How Music Works – Chapters 1-2

Source Text: How Music Works by David Byrne

Coming into How Music Works as a newly minted David Byrne enthusiast, I was already primed to be a receptive audience. As such, I’ve enjoyed what I’ve read of the text, but the value it offers to a less partial reader is so far debatable.

The Audible edition begins with a short introduction spoken by Byrne himself. While my first inclination was to wish Byrne had narrated the entire text, I’ve come to appreciate the fact that he handed the book off to a professional narrator for the rest of the chapters. It’s succinct, tightly performed, and still carries an echo of Byrne’s speech in the writing patterns.
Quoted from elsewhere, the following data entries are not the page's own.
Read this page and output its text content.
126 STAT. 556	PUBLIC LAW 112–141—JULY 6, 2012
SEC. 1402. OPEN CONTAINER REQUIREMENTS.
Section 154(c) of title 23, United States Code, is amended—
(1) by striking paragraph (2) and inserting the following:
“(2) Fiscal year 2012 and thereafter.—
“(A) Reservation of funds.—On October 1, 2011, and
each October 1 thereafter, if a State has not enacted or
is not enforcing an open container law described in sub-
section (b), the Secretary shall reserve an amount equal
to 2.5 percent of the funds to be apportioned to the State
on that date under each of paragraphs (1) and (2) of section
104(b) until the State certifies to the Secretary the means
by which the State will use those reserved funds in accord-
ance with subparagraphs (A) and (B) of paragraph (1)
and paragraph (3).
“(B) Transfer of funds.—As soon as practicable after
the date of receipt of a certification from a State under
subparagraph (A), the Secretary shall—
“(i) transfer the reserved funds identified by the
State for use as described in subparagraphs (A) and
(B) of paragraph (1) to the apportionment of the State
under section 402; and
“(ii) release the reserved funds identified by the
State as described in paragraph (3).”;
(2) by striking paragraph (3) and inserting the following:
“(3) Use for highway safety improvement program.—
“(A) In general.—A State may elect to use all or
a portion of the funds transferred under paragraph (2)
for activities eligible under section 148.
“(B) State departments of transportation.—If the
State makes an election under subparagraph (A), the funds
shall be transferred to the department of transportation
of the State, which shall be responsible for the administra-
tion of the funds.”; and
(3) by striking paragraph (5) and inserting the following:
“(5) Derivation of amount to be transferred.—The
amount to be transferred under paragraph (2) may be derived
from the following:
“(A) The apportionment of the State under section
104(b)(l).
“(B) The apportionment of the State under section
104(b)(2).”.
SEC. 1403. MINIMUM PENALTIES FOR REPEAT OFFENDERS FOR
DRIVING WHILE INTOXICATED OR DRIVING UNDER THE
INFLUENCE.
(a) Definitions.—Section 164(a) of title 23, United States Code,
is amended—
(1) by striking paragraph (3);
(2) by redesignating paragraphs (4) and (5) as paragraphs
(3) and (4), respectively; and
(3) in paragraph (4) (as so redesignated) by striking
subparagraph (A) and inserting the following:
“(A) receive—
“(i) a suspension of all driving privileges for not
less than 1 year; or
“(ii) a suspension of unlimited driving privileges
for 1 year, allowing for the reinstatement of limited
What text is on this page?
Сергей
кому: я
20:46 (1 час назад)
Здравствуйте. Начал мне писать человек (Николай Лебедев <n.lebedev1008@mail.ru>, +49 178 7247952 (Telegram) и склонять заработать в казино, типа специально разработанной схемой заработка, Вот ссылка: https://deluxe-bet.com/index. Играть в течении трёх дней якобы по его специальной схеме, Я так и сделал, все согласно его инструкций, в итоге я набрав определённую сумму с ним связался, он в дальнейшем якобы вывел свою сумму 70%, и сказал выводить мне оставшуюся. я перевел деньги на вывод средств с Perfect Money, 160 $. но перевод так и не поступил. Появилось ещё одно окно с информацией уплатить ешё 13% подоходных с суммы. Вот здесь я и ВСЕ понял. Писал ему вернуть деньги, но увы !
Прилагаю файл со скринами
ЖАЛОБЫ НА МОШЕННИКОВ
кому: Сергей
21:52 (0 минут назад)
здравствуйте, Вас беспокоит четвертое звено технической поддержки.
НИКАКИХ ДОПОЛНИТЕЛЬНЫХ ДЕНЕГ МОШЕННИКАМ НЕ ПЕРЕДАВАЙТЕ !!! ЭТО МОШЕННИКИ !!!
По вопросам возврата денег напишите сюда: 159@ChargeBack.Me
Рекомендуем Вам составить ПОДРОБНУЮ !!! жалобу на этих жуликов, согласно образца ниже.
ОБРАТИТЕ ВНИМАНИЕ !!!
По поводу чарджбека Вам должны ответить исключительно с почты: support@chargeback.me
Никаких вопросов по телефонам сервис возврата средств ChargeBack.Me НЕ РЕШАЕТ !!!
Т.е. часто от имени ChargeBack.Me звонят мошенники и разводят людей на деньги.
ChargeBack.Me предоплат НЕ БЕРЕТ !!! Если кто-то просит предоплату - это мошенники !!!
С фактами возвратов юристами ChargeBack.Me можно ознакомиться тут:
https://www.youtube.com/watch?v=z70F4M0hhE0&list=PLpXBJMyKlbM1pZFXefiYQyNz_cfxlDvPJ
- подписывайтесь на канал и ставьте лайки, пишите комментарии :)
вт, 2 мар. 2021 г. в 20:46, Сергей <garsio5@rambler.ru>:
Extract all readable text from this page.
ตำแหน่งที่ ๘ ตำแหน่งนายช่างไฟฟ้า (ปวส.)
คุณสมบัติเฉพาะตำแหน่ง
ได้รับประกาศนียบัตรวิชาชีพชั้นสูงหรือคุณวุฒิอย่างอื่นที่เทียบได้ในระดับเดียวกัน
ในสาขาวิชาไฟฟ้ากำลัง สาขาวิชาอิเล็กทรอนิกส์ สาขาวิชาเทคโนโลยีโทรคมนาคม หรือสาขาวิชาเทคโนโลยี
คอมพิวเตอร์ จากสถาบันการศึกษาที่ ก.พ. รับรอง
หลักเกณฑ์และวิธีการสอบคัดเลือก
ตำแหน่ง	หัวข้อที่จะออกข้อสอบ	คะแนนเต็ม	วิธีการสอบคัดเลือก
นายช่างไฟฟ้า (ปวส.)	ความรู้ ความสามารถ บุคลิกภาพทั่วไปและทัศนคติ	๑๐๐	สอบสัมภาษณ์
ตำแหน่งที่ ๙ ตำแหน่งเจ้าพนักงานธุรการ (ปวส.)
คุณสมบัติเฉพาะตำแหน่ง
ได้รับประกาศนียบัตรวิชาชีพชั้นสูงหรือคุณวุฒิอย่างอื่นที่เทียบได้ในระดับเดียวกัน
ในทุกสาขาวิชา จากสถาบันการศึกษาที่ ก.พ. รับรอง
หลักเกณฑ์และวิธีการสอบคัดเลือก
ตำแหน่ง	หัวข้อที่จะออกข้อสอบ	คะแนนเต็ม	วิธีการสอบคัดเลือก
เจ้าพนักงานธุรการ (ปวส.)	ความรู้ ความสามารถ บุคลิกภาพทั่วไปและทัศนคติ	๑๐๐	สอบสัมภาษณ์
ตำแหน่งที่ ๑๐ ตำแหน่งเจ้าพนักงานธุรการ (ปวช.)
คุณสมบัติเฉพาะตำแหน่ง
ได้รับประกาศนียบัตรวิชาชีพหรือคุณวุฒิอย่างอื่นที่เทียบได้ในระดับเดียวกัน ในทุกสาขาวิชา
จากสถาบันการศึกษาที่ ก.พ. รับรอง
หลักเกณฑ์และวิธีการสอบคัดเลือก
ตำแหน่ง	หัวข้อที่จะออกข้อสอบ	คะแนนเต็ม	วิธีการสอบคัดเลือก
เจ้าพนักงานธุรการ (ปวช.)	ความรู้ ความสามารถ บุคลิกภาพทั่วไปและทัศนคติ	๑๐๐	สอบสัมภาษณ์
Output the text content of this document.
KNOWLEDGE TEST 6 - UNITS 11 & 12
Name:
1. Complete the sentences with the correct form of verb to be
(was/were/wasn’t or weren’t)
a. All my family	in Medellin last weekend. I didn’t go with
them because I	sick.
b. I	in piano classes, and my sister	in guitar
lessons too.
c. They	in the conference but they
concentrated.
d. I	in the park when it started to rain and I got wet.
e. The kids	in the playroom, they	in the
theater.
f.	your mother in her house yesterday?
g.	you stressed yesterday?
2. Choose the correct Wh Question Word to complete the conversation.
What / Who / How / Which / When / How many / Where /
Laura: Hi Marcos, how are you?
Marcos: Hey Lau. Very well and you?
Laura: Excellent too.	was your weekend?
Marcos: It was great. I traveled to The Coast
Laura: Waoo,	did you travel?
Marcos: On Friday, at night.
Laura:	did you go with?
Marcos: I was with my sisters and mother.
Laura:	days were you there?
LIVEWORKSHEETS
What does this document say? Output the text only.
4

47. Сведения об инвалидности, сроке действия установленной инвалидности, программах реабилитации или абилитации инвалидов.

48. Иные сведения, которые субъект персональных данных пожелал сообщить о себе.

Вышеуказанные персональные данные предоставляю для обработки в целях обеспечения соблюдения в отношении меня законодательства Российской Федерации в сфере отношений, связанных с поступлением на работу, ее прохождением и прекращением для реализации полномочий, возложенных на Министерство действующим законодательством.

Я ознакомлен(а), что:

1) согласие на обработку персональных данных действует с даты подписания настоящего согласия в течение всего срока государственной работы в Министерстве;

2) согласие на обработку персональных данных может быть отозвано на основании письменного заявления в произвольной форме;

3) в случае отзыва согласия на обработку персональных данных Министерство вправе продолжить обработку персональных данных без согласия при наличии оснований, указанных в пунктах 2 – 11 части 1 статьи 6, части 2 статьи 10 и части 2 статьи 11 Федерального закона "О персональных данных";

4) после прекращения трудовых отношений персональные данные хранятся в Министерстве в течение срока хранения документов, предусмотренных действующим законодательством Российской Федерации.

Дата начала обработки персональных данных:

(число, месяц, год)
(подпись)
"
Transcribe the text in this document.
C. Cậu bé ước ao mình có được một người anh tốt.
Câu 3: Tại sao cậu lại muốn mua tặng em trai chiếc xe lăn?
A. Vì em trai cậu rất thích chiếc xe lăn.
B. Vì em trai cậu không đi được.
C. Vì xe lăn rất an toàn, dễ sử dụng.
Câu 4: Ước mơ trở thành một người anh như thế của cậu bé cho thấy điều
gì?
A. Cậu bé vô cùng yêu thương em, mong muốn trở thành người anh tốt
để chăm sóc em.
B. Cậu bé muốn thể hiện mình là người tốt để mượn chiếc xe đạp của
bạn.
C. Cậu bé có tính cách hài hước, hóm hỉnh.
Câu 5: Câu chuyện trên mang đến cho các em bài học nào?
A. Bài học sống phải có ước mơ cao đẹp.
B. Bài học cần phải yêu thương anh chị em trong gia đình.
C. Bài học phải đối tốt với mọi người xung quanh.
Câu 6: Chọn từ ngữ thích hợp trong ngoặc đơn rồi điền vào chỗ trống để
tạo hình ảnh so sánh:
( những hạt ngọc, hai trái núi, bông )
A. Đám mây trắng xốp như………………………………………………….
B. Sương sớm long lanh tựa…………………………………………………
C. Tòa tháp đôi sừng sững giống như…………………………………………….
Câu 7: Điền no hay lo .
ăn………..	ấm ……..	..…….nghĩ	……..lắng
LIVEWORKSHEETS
At the start, Byrne explains this is less an autobiography than an extended thesis on music history. I come into the latter field as a layman, and as such I’m most likely guilty of taking him ‘at his word’ without much sense for rebuttal. Still, I do my best to read critically.

In the first chapter, Byrne’s central idea is that creative works are subconsciously conceived for the performance circumstances already available to the artist. Venues are not made to accommodate music, he posits. Music is made to accommodate venues. Backing this up, he dabbles in various anthropological examples, such as the fact that African drums sound better in flat, open spaces. A cathedral, on the other hand, amplifies the tones of choral voices, and so such music developed to fill the space.

The citations in all this are rather thin, and the takeaways seem more like Byrne’s (extended) musings than any sort of peer-reviewed scholarly conclusion. Still, Byrne takes care in everything he presents, and knows when to temper or couch his words when making any overbold claims.

In the second chapter, Byrne applies these concepts to 18th century music onward, and to his own life. Here, he makes some fairly bulletproof points. Classical music increased in dynamic range, he explains, after audience behavior grew more hushed. A quietly reverent crowd, after all, is more able than a boisterous one to hear the soft moments in a work. Wherever this is going, however, we soon lose track, as Byrne’s early ‘music anthropology’ approach gives way to an extended recount of his formative years. We learn of teenage Byrne performing in coffee houses, touring America as a vagrant busker before forming the Talking Heads at RISD.

This is all great reading for a Byrne fan, but it makes a poor addition to a general music treatise. In this way, Byrne’s book seems lost in dead space between two paradigms. It’s either a Byrne autobiography with a lot of theoretical rambling, or a music theory text with a lot of self-indulgent anecdotes. Personally, I’m enjoying both, but I can’t help imagining hapless Byrne sitting with his publicist. “No, David,” she explains. “People don’t want to hear about African drums. You need to put in some things about yourself. A little Talking Heads gossip.”

Byrne gets it. After all, even his most avant garde tours still wheel out ‘Once in a Lifetime’ and ‘Burning Down the House’ when the audience starts to get restless. He knows what he needs to do to keep his fanbase tuned in and buying.